The Institute is supported by MSU's W. K. Kellogg Foundation Lifelong Education grant, as well as many other sources, including the College of Human Ecology, the Provost's Office, and the Agricultural Experiment Station. Governing IYCF is an Executive Board of Deans, chaired by the Dean of Human Ecology, in collaboration with other units, including University Outreach and Graduate Research and Studies. Over the last two decades the study of children and their families has evolved in at least three significant directions.
- First, children have come to be understood as active producers of their own development. These contributions are believed to occur through the relations children have with their parents and with other significant people in their environment, for example, other family members, caregivers and teachers, and peers. These 'child effects' are individually different in character. Based on their specific behavioral, psychological, physical, social and cultural characteristics, children evoke different reactions in other people, reactions that provide feedback to them and influence the further individual character of their development.

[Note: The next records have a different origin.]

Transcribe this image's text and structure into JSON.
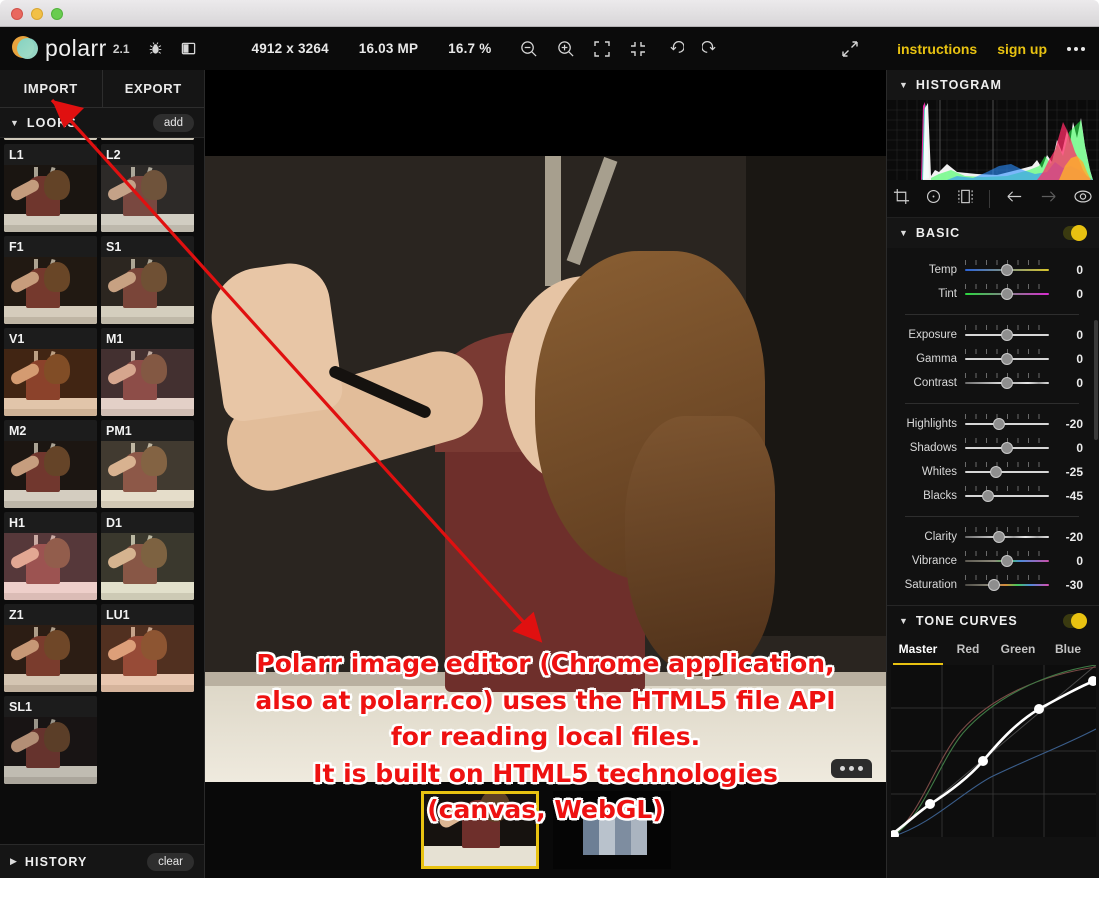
{
  "window": {
    "controls": [
      "close",
      "minimize",
      "maximize"
    ]
  },
  "toolbar": {
    "brand": "polarr",
    "version": "2.1",
    "bug_icon": "bug-icon",
    "panel_icon": "panel-toggle-icon",
    "dimensions": "4912 x 3264",
    "megapixels": "16.03 MP",
    "zoom_level": "16.7 %",
    "zoom_out_icon": "zoom-out-icon",
    "zoom_in_icon": "zoom-in-icon",
    "fit_icon": "fit-screen-icon",
    "actual_icon": "collapse-icon",
    "undo_icon": "undo-icon",
    "redo_icon": "redo-icon",
    "fullscreen_icon": "fullscreen-icon",
    "instructions_label": "instructions",
    "signup_label": "sign up",
    "more_icon": "more-icon",
    "accent": "#e8c211"
  },
  "left_panel": {
    "import_label": "IMPORT",
    "export_label": "EXPORT",
    "looks_title": "LOOKS",
    "add_label": "add",
    "history_title": "HISTORY",
    "clear_label": "clear",
    "looks": [
      {
        "name": "",
        "tint": "rgba(0,0,0,0)",
        "partial": true
      },
      {
        "name": "",
        "tint": "rgba(0,0,0,0)",
        "partial": true
      },
      {
        "name": "L1",
        "tint": "rgba(20,10,0,0.10)"
      },
      {
        "name": "L2",
        "tint": "rgba(120,120,120,0.20)"
      },
      {
        "name": "F1",
        "tint": "rgba(80,40,10,0.12)"
      },
      {
        "name": "S1",
        "tint": "rgba(120,110,90,0.18)"
      },
      {
        "name": "V1",
        "tint": "rgba(200,90,20,0.22)"
      },
      {
        "name": "M1",
        "tint": "rgba(210,140,150,0.22)"
      },
      {
        "name": "M2",
        "tint": "rgba(40,20,10,0.10)"
      },
      {
        "name": "PM1",
        "tint": "rgba(220,200,160,0.20)"
      },
      {
        "name": "H1",
        "tint": "rgba(255,150,170,0.26)"
      },
      {
        "name": "D1",
        "tint": "rgba(200,210,160,0.18)"
      },
      {
        "name": "Z1",
        "tint": "rgba(120,60,20,0.18)"
      },
      {
        "name": "LU1",
        "tint": "rgba(235,120,70,0.26)"
      },
      {
        "name": "SL1",
        "tint": "rgba(10,10,20,0.18)"
      }
    ]
  },
  "right_panel": {
    "histogram_title": "HISTOGRAM",
    "tools": [
      "crop-icon",
      "radial-mask-icon",
      "linear-mask-icon",
      "back-arrow-icon",
      "forward-arrow-icon",
      "eye-icon"
    ],
    "basic_title": "BASIC",
    "basic_enabled": true,
    "sliders": [
      {
        "label": "Temp",
        "value": "0",
        "pos": 50,
        "style": "temp"
      },
      {
        "label": "Tint",
        "value": "0",
        "pos": 50,
        "style": "tint"
      },
      {
        "label": "Exposure",
        "value": "0",
        "pos": 50,
        "style": "plain"
      },
      {
        "label": "Gamma",
        "value": "0",
        "pos": 50,
        "style": "plain"
      },
      {
        "label": "Contrast",
        "value": "0",
        "pos": 50,
        "style": "contrast"
      },
      {
        "label": "Highlights",
        "value": "-20",
        "pos": 40,
        "style": "plain"
      },
      {
        "label": "Shadows",
        "value": "0",
        "pos": 50,
        "style": "plain"
      },
      {
        "label": "Whites",
        "value": "-25",
        "pos": 37,
        "style": "plain"
      },
      {
        "label": "Blacks",
        "value": "-45",
        "pos": 27,
        "style": "plain"
      },
      {
        "label": "Clarity",
        "value": "-20",
        "pos": 40,
        "style": "clarity"
      },
      {
        "label": "Vibrance",
        "value": "0",
        "pos": 50,
        "style": "vib"
      },
      {
        "label": "Saturation",
        "value": "-30",
        "pos": 35,
        "style": "sat"
      }
    ],
    "tone_curves_title": "TONE CURVES",
    "tone_curves_enabled": true,
    "curve_tabs": [
      {
        "label": "Master",
        "active": true
      },
      {
        "label": "Red",
        "active": false
      },
      {
        "label": "Green",
        "active": false
      },
      {
        "label": "Blue",
        "active": false
      }
    ]
  },
  "canvas": {
    "filmstrip_menu_icon": "more-icon",
    "thumbnails": [
      {
        "selected": true
      },
      {
        "selected": false
      }
    ]
  },
  "annotations": {
    "arrow_color": "#e01010",
    "text_lines": [
      "Polarr image editor (Chrome application,",
      "also at polarr.co) uses the HTML5 file API",
      "for reading local files.",
      "It is built on HTML5 technologies",
      "(canvas, WebGL)"
    ]
  }
}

- Second, during the 1970s and 80s scientists showed a renewed interest in human development across the life span. This interest led to the recognition that parents, as well as children, develop. For instance, parents develop as adults in general, and, more specifically, in regard to their familial and extra-familial (for example, vocational or career) roles. The influence of a child on his or her parents will depend in part on the prior experience the adult has with the parental role and on the other roles in which the parent is engaged, such as worker and/or adult-child and--with increasing frequency in our society--caregiver for an aged parent.
- Third, the study of children and their parents has become focused on a concern with the 'real life' situations within which children and families exist, and with the study of the relations between the family and the other social settings within which children and parents function.